Appendix A Scope and Methodology

To accomplish our objectives, we reviewed the Board's Acquisition policy, Purchase Card Procedures, and relevant administrative documentation to gain detailed knowledge of program operations. We interviewed the program coordinator and his staff responsible for managing the Board's purchase card program to obtain information on program operations and controls. We also spoke with JPMC personnel to get an understanding of administrative reports available through PaymentNet, JPMC's Electronic Access System. We did not review individual division processes or procedures that may exist for obtaining approval prior to making purchase card transactions. Based on the information we gathered and our understanding of the Board's purchase card program, we developed detailed summaries of the program's processes and procedures and identified relevant controls to test during our fieldwork.

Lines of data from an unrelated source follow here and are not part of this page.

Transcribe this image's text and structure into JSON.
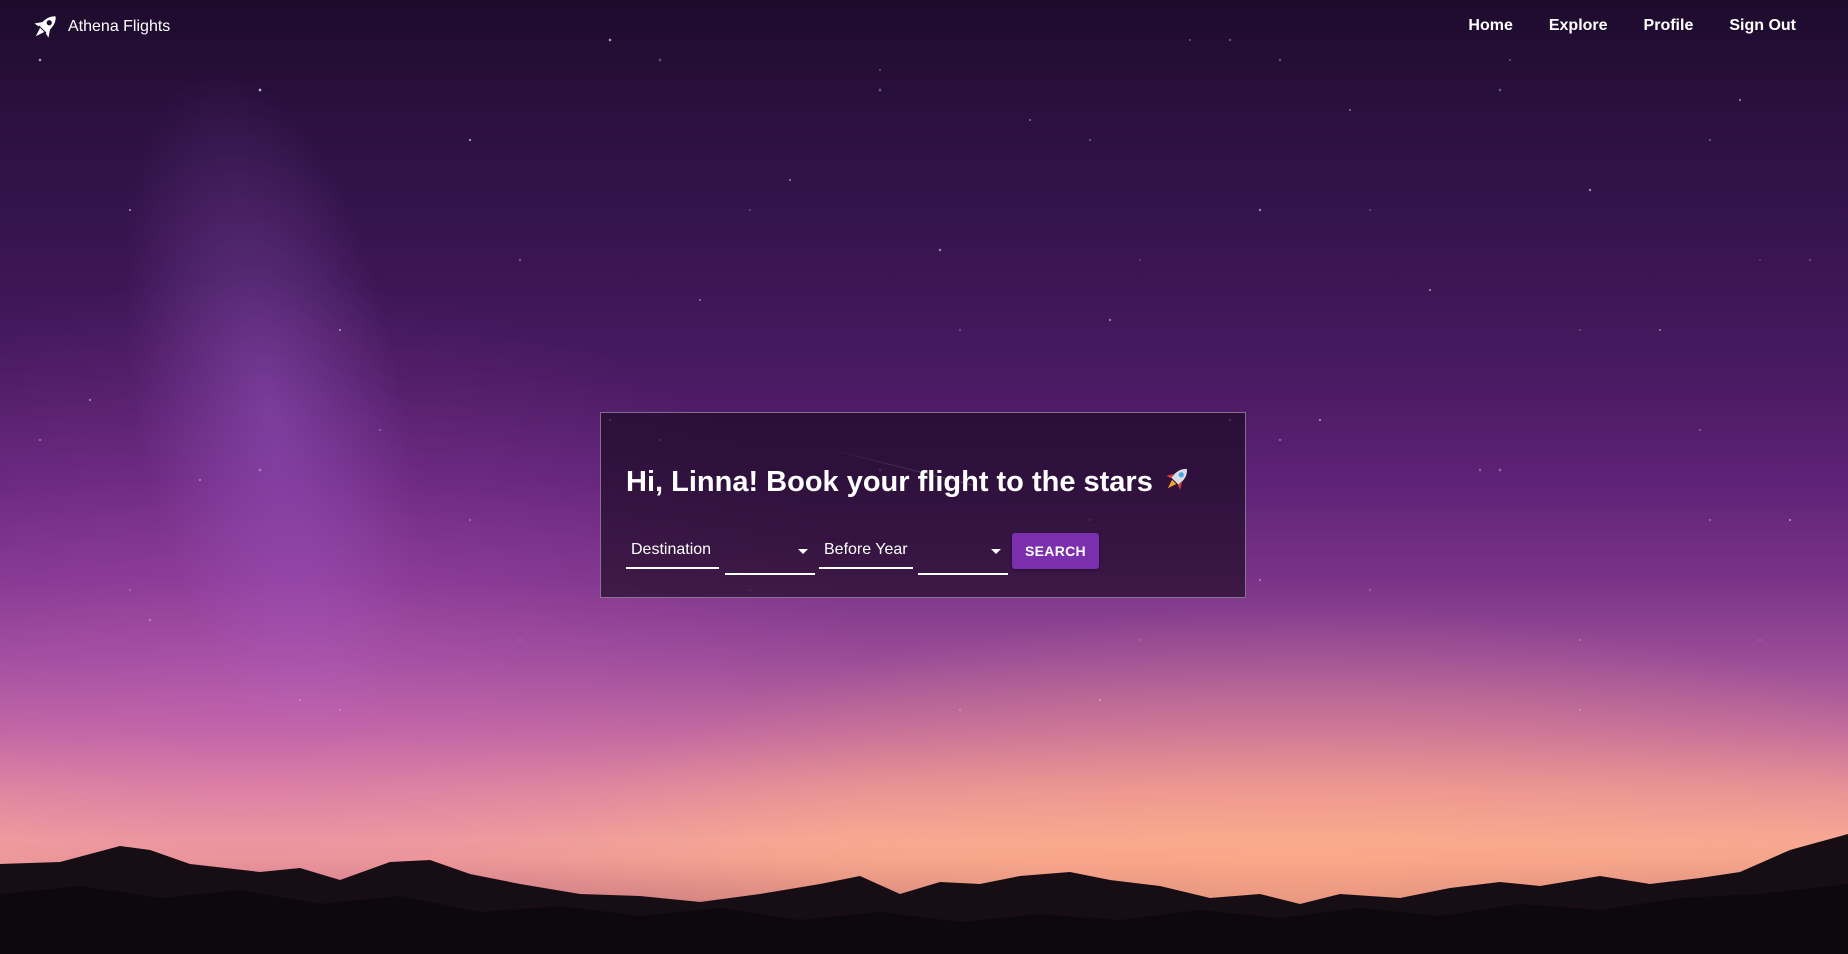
{
  "navbar": {
    "brand": "Athena Flights",
    "brand_icon": "rocket-icon",
    "links": [
      {
        "label": "Home"
      },
      {
        "label": "Explore"
      },
      {
        "label": "Profile"
      },
      {
        "label": "Sign Out"
      }
    ]
  },
  "search_card": {
    "title": "Hi, Linna! Book your flight to the stars",
    "title_icon": "rocket-icon",
    "destination_label": "Destination",
    "destination_value": "",
    "before_year_label": "Before Year",
    "before_year_value": "",
    "search_label": "SEARCH"
  },
  "colors": {
    "accent": "#7b2fae",
    "text": "#ffffff",
    "card_background": "rgba(20,6,28,0.62)"
  }
}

The scope of our review included transactions made from December 31, 2010, to January 1, 2012. We assessed the effectiveness of controls for issuing cards, ensuring proper use, and detecting and preventing unauthorized transactions, as well as controls for cardholder compliance, by conducting the following tests:

• We reviewed e-mail requests and training records for all nine new accounts opened during 2011 to verify the process for issuing cards.
• We compared the Board's personnel records to the account status in PaymentNet to verify the process for canceling cards.
• We reviewed invoices and transaction logs for a judgmentally selected sample of 362 of the 7,325 purchases (approximately 5 percent) made by 25 cardholders to ascertain whether cardholders complied with procedures for recording, reconciling, and allocating purchases and whether they properly used the cards.
• We used JPMC's Transaction Detail report to identify single purchases greater than $5,000 and reviewed all available supporting documentation for all six transactions identified to determine whether cardholders followed proper procedures.
• We conducted a survey of a judgmentally selected sample of 49 of the 92 cardholders, and we evaluated the 37 survey responses received to determine how often cardholders received refresher training.
• We conducted a survey of a judgmentally selected sample of 24 of the 46 approving officials, and we evaluated the 18 survey responses received to determine whether approving officials received training on their responsibilities.
• We evaluated the types of MCCs that the Board allows, flags, and blocks to detect and prevent unauthorized or fraudulent transactions.
• We inspected JPMC's PaymentNet report listing to identify reports available for detecting possible unauthorized and fraudulent transactions.
• We inspected all five of the program coordinator's cardholder reviews to assess compliance with oversight responsibilities.

We began fieldwork in November 2011 and concluded in November 2012. We performed our work in accordance with generally accepted government auditing standards. Those standards require that we plan and perform the audit to obtain sufficient, appropriate evidence to provide a reasonable basis for our findings and conclusions based on our audit objective. We believe that the evidence obtained during the audit provides a reasonable basis for our findings and conclusions based on our objectives.